The BPE director general said December 2018 has been set for the final review of performance of Distribution companies (DisCos). He disclosed that following the interest shown by various stakeholders in the electricity industry and the general public with regards to the date for the final review of the performance of the privatised electricity distribution companies (DisCos), the agency fixed next month for the review.
It is being suggested that some underperforming power firms would be asked to recapitalise and look for more investors, who have the financial muscle to run the business.
Pursuant to the successful conclusion of the privatisation transaction for 10 of the DisCos, the utility companies were handed over to the core-investors on November 1, 2013.
The Performance Agreements signed in August 2013 provided, among other performance indices, that the core investors covenanted to achieve agreed reduction targets of aggregate technical, commercial and collection losses.
Blueprint recalls that BPE had in September told members of the House of Representatives that most of the Electricity Distribution Companies (DisCos) were technically insolvent.
Alex Okoh, BPE Director-General, addressed lawmakers at an interactive session held by the House Committee on Power.
Also at the hearing were critical stakeholders in Nigeria’s power sector, including Nigeria Bulk Electricity Trading Company (NBET), Electricity Distribution Companies (DisCos), and Generation Companies (GenCos).
He stressed the need for stakeholders to find medium and long-term solutions to the myriad of challenges facing the industry.He observed that the N701 billion subsidy provided by the government through NBET was part of government’s intervention towards subsidising the system.
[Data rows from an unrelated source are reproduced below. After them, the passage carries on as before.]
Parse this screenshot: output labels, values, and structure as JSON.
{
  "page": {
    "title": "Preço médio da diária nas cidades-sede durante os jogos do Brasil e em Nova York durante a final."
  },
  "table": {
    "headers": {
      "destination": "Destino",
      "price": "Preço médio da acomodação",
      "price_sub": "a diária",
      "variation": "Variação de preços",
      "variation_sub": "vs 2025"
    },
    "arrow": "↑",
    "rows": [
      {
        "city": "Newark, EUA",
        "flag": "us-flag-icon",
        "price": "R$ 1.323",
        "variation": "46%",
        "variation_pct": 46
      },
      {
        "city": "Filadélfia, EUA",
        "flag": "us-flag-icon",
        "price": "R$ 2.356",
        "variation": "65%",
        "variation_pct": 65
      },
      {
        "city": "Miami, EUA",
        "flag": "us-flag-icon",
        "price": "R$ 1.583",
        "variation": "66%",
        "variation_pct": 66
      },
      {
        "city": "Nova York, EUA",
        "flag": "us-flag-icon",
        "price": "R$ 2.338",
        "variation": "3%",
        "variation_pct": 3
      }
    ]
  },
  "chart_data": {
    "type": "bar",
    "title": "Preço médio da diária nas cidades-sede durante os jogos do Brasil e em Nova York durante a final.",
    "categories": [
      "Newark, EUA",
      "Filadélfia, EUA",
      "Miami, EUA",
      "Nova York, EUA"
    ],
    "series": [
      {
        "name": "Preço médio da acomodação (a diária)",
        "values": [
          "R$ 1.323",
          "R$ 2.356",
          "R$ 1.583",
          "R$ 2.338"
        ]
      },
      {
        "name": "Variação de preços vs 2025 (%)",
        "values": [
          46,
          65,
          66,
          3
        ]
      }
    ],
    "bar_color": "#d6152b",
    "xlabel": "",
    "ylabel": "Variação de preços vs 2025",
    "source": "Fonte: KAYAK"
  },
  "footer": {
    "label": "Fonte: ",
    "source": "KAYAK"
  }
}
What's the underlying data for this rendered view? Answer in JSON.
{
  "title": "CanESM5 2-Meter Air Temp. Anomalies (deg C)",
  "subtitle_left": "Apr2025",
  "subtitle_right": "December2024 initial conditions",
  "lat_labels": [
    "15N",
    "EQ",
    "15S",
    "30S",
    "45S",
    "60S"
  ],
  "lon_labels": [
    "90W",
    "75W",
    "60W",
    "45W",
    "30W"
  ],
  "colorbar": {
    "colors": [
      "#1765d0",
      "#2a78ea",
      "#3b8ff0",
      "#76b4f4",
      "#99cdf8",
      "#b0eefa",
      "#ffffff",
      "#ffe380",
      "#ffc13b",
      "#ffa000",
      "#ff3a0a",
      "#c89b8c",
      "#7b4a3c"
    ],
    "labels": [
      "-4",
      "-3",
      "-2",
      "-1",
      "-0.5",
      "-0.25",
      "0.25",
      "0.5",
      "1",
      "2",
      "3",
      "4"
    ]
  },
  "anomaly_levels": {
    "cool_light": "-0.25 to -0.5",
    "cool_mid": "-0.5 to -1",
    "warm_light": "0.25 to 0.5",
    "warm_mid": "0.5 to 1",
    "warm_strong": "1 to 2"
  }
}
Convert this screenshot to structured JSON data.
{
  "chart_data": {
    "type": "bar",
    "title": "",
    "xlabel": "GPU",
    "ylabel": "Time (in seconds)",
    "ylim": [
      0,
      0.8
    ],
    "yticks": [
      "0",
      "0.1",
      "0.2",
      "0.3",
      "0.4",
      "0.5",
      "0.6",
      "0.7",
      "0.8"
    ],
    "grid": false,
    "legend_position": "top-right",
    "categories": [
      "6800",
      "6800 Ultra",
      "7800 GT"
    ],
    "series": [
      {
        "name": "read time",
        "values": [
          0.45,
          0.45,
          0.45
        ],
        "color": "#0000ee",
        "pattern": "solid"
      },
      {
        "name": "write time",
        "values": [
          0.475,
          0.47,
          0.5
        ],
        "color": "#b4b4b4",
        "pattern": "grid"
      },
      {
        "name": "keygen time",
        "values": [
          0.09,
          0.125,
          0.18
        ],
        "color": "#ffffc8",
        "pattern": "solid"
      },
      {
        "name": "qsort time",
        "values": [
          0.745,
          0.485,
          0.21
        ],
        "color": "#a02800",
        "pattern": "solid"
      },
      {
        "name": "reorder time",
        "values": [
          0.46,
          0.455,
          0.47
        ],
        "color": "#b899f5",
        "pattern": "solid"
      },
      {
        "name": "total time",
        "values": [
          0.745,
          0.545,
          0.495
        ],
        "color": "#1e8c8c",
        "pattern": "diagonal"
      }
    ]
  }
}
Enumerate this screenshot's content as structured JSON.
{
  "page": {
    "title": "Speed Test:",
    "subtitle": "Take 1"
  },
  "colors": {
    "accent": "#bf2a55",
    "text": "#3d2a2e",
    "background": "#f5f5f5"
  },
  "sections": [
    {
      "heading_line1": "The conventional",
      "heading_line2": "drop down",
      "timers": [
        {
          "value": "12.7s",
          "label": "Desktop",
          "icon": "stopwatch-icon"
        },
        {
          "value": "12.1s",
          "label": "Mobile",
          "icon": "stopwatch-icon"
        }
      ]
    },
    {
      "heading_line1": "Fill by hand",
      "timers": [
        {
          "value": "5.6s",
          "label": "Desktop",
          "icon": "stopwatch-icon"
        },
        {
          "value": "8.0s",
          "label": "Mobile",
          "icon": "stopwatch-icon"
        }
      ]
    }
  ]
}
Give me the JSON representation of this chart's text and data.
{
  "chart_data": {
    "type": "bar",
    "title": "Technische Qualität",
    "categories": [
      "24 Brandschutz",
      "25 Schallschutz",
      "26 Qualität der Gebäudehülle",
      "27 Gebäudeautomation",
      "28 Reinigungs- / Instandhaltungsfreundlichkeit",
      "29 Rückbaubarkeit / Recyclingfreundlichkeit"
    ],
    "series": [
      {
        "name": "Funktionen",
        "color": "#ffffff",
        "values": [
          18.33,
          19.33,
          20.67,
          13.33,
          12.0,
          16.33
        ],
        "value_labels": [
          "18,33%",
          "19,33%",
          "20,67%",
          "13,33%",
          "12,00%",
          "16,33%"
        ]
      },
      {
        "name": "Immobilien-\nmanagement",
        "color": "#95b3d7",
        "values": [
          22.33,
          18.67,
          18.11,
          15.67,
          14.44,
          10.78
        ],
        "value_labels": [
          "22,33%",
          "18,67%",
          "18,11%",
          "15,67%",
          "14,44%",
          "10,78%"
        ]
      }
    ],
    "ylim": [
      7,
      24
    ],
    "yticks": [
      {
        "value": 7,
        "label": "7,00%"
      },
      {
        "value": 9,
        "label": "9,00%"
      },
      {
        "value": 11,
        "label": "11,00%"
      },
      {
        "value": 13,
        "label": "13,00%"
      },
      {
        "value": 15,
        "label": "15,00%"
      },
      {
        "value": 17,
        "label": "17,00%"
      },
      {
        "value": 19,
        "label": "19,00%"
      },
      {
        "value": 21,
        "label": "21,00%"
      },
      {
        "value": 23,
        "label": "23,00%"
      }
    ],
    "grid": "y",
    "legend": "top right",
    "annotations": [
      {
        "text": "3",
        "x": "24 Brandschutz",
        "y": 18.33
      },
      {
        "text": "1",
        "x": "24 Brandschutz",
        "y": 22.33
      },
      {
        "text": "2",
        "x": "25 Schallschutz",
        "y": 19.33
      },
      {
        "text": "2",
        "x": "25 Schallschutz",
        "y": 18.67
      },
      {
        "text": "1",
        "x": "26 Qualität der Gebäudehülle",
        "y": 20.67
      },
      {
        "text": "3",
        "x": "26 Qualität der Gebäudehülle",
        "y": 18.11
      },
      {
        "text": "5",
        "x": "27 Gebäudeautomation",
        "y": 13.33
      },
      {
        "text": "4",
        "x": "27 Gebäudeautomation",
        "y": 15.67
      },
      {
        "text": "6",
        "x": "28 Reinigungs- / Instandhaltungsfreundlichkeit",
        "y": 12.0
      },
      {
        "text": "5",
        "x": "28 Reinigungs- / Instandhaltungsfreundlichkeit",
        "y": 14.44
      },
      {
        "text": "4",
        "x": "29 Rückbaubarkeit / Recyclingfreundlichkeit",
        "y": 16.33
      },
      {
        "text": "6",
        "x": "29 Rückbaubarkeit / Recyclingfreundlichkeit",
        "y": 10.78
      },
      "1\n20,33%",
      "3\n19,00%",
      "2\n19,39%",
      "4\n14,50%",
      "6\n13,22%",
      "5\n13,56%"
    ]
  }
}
He added that the challenges facing DisCos need holistic, sustainable solutions, including “adjustment in tariffs so that there will be regular light,” pointing out that Ministries, Departments and Agencies (MDAs) of government owe DisCos over N72 billion.
The federal government recently said that its huge investment in the power sector is not translating into improved power supply in the country because the power distributing companies, DisCos, have no capacity for effective distribution of electricity generated by the Transmission Company, claiming that the power distributing companies were rather blaming the government for the poor power supply in the country.
It is, therefore, on the backdrop of the sordid reality of the under-performance of the privatized companies that we welcome the federal government’s move to conduct an impact assessment on some of them. Besides ensuring that the companies operate in accordance with the terms of the performance agreement, the exercise will also go a long way to dispel the insinuation of massive irregularities in the privatization of the nation’s assets and commonwealth.